# Wetter Service über GPS Koordinaten



## Mutatos (5. Mai 2008)

Hallo zusammen, wenn diese Thema hier nicht richtig ist, bitte ich die Moderatoren, diese zu verschieben 

Ich bin auf der Suche nach einen Dienst womit man über GPS Koordinaten Wettervorhersagen über Webservice bekommen kann. Es handelt sich um OstEuropa.
Ich habe einige gesehen, aber diese waren für USA ausgefertigt und für OstEuropa waren diese sehr mager. Egal ob bezahlt oder freiverfügbar.


Vielen Dank!

Gruss
Nik


----------



## Mutatos (6. Mai 2008)

Super, vielen Dank. Ich habe an der Firma eine Email geschrieben und hoffe, ich bekomme eine Antwort 

Gruss
Nik


----------



## 5ch31d (20. Mai 2008)

Also, falls dein Anliegen noch aktuell ist: Google doch mal nach *OpenGeoDB*. Dabei handelt es sich um eine OpenSource-MySWL-Datenbank in der so ziemlich alle Orte von Detuschland mit ziemlich umfangreichen Daten stecken. (PLZ, ORT, Ortsname, Landkreis und auch die GPS-Koordinaten)

Du könntest dann zu den dir vorliegenden GPS-Koordinaten die nächste Stadt suchen und dann über das API von z.B. http://www.weatherchannel.com die zugehörigen Wetter-Daten laden.

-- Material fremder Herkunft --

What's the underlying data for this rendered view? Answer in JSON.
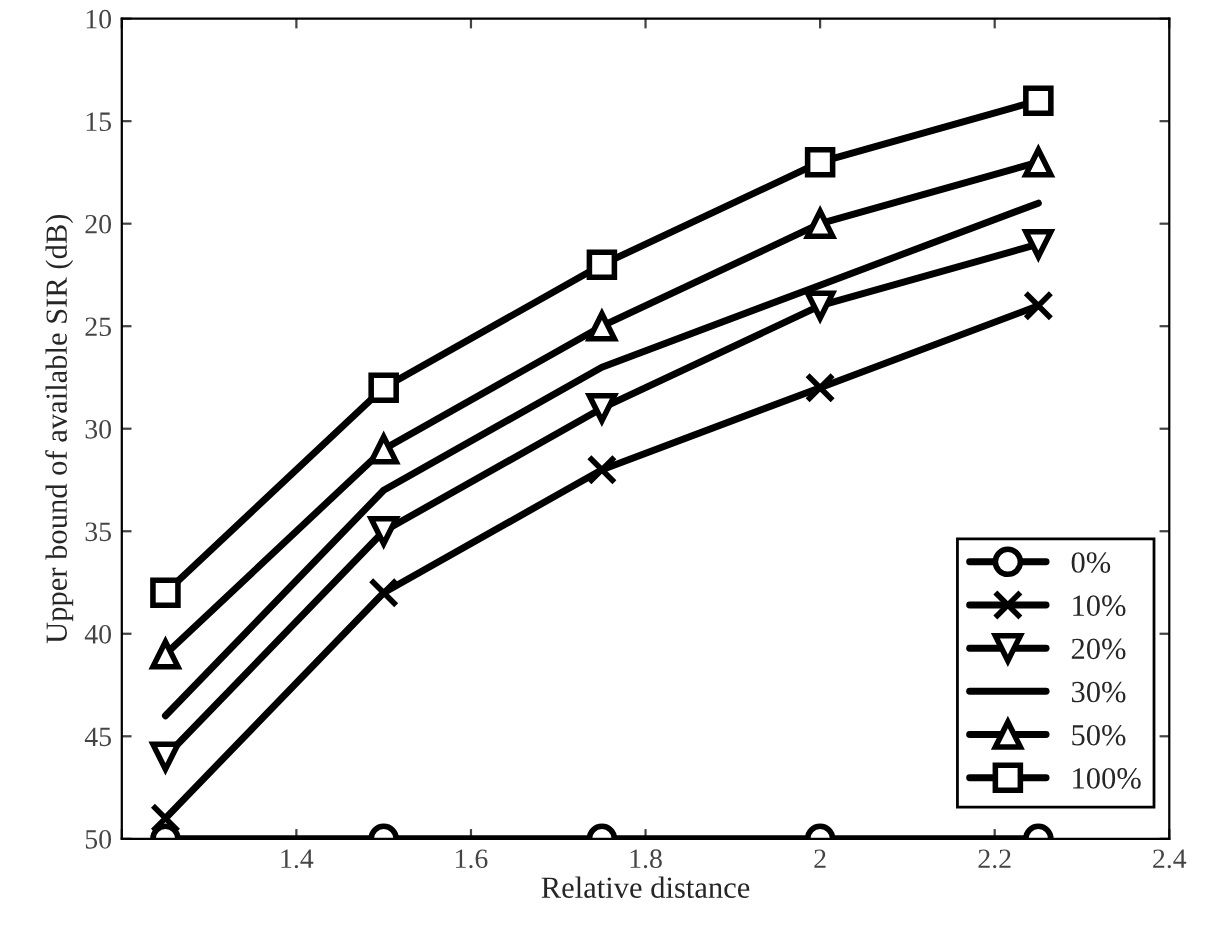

Hoffe dir geholfen zu haben. 

Gruß,
5ch31d


----------



## berni64 (16. Juli 2008)

Hallo,
wie sieht diese API in weatherchannel.com denn aus?Konnte sie auf Anhieb nicht finden.Vielen Dank


----------



## Grimreaper (17. Juli 2008)

Warum so kompliziert? Wetterdaten kommen in Deutschland vom DWD, und dort sollte man auch als erstes Anfragen. Fuer andere Laender gibts genauso Wetterdienste, die fuer kommerzielle Anbieter erste Wahl sein duerften.


----------



## berni64 (17. Juli 2008)

Das ist ja klar das man zuerst bei den Wetterdiensten nachfragt.Leider gibt es da nichts.Zugriff auf Wetterdaten hat man dort nur sehr eingeschränkt über PLZ und Ortsnamen.Das ist eben leider noch etwas steinzeitlich. Jede Antwort oder Alternative ist aber willkommen


----------